My friend and colleague, Bill Bernal, and I were then both of the opinion that Citizen Kane was the greatest movie ever. We hit upon a story idea that would unblushingly swipe the concept and structure, and form it into a cartoon documentary of a guy whose life has led him to believe he was doomed to die of a heart attack. We named our hypochondriac protagonist “Cordell Pump,” and thus the title, Pump Trouble. I put my big guns on the project, Cliff Roberts on design, Grim Natwick and Duane Crowther animating, and found a great dynamic Spanish composer, Carlos Surinach, for the music.
My storyboard called for eight speaking parts. Our studio secretary, Hedy Cramer, put out a call to the major talent agencies to send their best voice men to audition for the parts. When the day arrived, our reception room was haunch-to-paunch with the best voice talent in New York. I ran each one of them through the storyboard, asking them to choose which of the eight characters they’d like to try out for, and they each did well with one or another of the characters.

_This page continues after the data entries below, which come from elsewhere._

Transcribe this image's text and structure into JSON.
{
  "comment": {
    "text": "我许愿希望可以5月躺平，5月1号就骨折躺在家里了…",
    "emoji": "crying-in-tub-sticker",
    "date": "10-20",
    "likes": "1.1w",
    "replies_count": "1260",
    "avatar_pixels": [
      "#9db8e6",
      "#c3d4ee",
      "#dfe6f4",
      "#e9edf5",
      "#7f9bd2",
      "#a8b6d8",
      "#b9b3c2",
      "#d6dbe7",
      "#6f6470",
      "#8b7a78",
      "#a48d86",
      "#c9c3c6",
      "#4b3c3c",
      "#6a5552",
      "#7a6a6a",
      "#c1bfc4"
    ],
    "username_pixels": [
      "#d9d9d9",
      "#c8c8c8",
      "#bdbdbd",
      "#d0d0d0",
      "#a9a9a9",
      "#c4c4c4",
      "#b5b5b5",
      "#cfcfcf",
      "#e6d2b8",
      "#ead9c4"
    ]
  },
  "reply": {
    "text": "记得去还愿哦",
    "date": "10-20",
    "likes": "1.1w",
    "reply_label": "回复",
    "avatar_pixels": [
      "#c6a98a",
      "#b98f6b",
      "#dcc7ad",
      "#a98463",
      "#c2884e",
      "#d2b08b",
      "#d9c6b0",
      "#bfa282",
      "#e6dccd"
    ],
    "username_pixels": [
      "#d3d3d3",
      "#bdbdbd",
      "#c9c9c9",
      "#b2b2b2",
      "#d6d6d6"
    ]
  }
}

I was recording the auditions so that I could later make my choices for the various parts. The last waiting actor was a slightly pudgy gent with thinning hair, named Allen Swift, at the time doing kooky voices on the Howdy Doody Show. When Swift got his turn, he pointed to one of the characters on my storyboard that he thought he could do well. His take on the character had me laughing so loudly that I didn’t realize that he started to also do one of the other voices. It too was great. “I think I could also to this one,” he said calmly in his naturally quiet voice.
You guessed it. Allen Swift ended up doing all eight voices so perfectly that I sent all the other men and women home. That was how we met, and Allen is my best friend to this day.